Fiber optic sensing offers measurement solutions where electrical and electronic circuits simply cannot function.
Fiber optic sensors work entirely based on photons, which in common terms is known as light. From a physics point of view, photons do not have mass, photons do not interfere with electrons and photons only interfere with other photons under specific conditions. Therefore, photonic behavior is predictable and controllable according to basic physical laws, even within high electromagnetic fields, high magnetic fields, high radiation fields, and extreme temperature environments.
With the advent of fiber optics, the scientific community has learned to guide light over large distances within a small strand of glass with minimal loss or interference. The internet as we know it would not exist if it wasn’t for fiber optics. Incredible amounts of information are moved over the fiber optic networks crisscrossing the entire world.
It has become apparent that photons could be used for sensing physical quantities using only light. Many of the fiber optic innovations stemming from the communications industry can be directly applied to fiber optic sensing. Some of the earliest fiber optic sensors were fiber optic rotation sensors (gyros) that were described and demonstrated in the 1970’s. Fiber optic gyros are mature products, extremely accurate and reliable, and used primarily in high-end navigation systems as well as for geophysical drilling equipment guidance systems. Fiber optic acoustical sensors based on optical interference are so sensitive that they can pick up miniscule changes in pressure waves and detect sound from incredible distances -- sophisticated sonar applications are their main application. Sensors for temperature, strain, position, speed, angle, vibration, and sound have all been realized and are offered commercially. Of course, most any other physical quantities can be sensed and measured using light. However, not all possibilities have been explored or developed yet.
A fiber optic sensor is by definition entirely controlled by light and does not include any electrical components whatsoever. Typically, a fiber optic sensor is “interrogated” using a quantity of light, and the sensor alters the properties of this interrogation light signal in proportion to the physical quantity to be measured. The interrogator translates the received optical signals back into electronic quantities in either analog or digital form and serves as the interface to the attached control equipment.

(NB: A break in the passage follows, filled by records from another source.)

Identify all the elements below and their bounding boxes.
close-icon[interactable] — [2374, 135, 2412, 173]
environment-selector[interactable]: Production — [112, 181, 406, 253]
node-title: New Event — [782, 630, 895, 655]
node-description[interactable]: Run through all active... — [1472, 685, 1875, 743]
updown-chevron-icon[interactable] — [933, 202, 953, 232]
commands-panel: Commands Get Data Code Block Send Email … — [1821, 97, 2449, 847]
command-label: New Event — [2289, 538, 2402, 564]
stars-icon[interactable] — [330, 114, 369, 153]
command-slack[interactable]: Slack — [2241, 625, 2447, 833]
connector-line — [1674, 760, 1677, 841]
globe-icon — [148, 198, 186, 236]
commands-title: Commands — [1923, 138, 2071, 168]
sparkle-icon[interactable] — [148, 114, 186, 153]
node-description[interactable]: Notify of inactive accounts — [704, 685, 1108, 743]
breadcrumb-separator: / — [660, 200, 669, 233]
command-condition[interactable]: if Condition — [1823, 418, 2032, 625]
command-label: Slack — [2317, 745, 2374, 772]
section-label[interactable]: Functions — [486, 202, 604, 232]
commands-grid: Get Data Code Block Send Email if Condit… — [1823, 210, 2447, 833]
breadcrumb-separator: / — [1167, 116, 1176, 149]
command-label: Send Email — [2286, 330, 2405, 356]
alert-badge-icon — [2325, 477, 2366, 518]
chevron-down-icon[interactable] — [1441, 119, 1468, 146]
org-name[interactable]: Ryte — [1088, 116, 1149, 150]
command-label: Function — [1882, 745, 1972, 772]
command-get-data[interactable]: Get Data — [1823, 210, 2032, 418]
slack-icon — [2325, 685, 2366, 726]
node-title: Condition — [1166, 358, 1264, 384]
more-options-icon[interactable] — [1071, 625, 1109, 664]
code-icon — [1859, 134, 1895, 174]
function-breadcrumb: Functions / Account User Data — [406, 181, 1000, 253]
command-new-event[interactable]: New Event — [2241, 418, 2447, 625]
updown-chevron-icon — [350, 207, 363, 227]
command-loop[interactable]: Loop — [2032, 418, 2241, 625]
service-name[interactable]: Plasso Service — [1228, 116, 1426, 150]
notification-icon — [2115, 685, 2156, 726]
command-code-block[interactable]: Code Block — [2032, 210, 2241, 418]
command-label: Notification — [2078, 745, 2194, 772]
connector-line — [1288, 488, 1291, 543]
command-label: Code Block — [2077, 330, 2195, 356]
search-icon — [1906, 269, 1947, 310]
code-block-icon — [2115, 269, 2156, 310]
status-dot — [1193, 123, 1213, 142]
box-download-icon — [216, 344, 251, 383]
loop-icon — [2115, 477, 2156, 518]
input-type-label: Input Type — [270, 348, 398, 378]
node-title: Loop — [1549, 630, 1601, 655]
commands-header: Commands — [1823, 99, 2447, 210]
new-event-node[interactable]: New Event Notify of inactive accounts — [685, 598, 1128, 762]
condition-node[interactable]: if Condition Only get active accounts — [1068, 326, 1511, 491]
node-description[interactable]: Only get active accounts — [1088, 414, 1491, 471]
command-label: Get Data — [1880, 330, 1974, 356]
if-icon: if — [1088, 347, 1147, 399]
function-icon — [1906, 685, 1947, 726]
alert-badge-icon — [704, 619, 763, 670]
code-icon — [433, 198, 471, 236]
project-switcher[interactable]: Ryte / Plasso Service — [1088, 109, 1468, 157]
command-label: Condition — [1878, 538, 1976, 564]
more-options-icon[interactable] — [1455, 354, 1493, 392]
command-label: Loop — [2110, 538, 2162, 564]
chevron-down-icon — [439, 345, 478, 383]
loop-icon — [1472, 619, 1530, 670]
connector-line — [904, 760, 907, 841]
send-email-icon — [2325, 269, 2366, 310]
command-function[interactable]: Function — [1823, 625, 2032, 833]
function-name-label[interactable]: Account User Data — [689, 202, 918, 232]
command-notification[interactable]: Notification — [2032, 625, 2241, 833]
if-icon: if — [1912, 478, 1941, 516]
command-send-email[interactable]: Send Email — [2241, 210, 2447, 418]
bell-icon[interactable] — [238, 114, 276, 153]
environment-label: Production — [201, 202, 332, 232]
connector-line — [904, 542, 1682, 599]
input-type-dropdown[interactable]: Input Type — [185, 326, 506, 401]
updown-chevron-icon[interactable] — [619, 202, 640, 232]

Although fiber optic communication is being deployed extensively in industrial networks, the sensors connected to these networks are generally traditional electronic sensors measuring temperature, pressure, flow, position, speed, etc. As capable, versatile and intricate as electronics are today, there are limitations. Temperature range is limited to approximately -65°C to +125°C and an electronic sensor will not work reliably within high electromagnetic, magnetic fields, or radiation (X-ray). Electronic sensors are vulnerable to high voltage fields such as lightning strikes or high voltage transmission lines. Long electrical links are vulnerable to interference and ground loops, thereby compromising the sensitive sensor signals. Fiber Optic lines do not suffer from the problems mentioned above.
Micronor correctly identified the requirement for sensing needs beyond the realm of electronics and started developing the first fiber optic encoder in 2003 and launched this product in 2004. Sensing the movement of cable trams in mountainous areas and being immune to lightening strikes eliminated outages and increased reliability, resulting in cost savings over time. Since then, we have added numerous capabilities supporting our customers in the effort to overcome the limitations of traditional electric based sensors.
Fiber optic sensors not only offer advantages over electronic sensors, they enable new technologies to emerge. Sensors can be deployed within an MRI bore along with the patient. The sensor is not only immune to the extreme magnetic fields, but can also be transparent and invisible to the imaging process. This has resulted in new developments where robotics are integrated within the MRI bore. Other implementations include phantom organs to be used in the development of MRI software algorithms. For instance, an artificial heart using pneumatic power to move the heart muscles while the fiber optic sensors monitor the correct movement of the artificial muscles.
Clearly, fiber optic sensors are not meant to replace electronic based sensors. Rather, they augment automation and measuring systems, allowing for solutions that, without fiber optic capability, would not have been possible or would be cumbersome to realize. Fiber optic sensors are enablers of new technologies. At Micronor we are excited to be part of this pioneering field of technology and are proud to contribute to the future of yet unknown technological advances.
When planning a system or designing a new product, choosing the right sensor and the right sensor technology is important.
When dictated by the application, Fiber Optic Sensors offer many advantages over electronic based sensors.
Since fiber optic sensors are in general substantially more expensive to purchase, there must be compelling reasons in justifying a fiber optic sensor.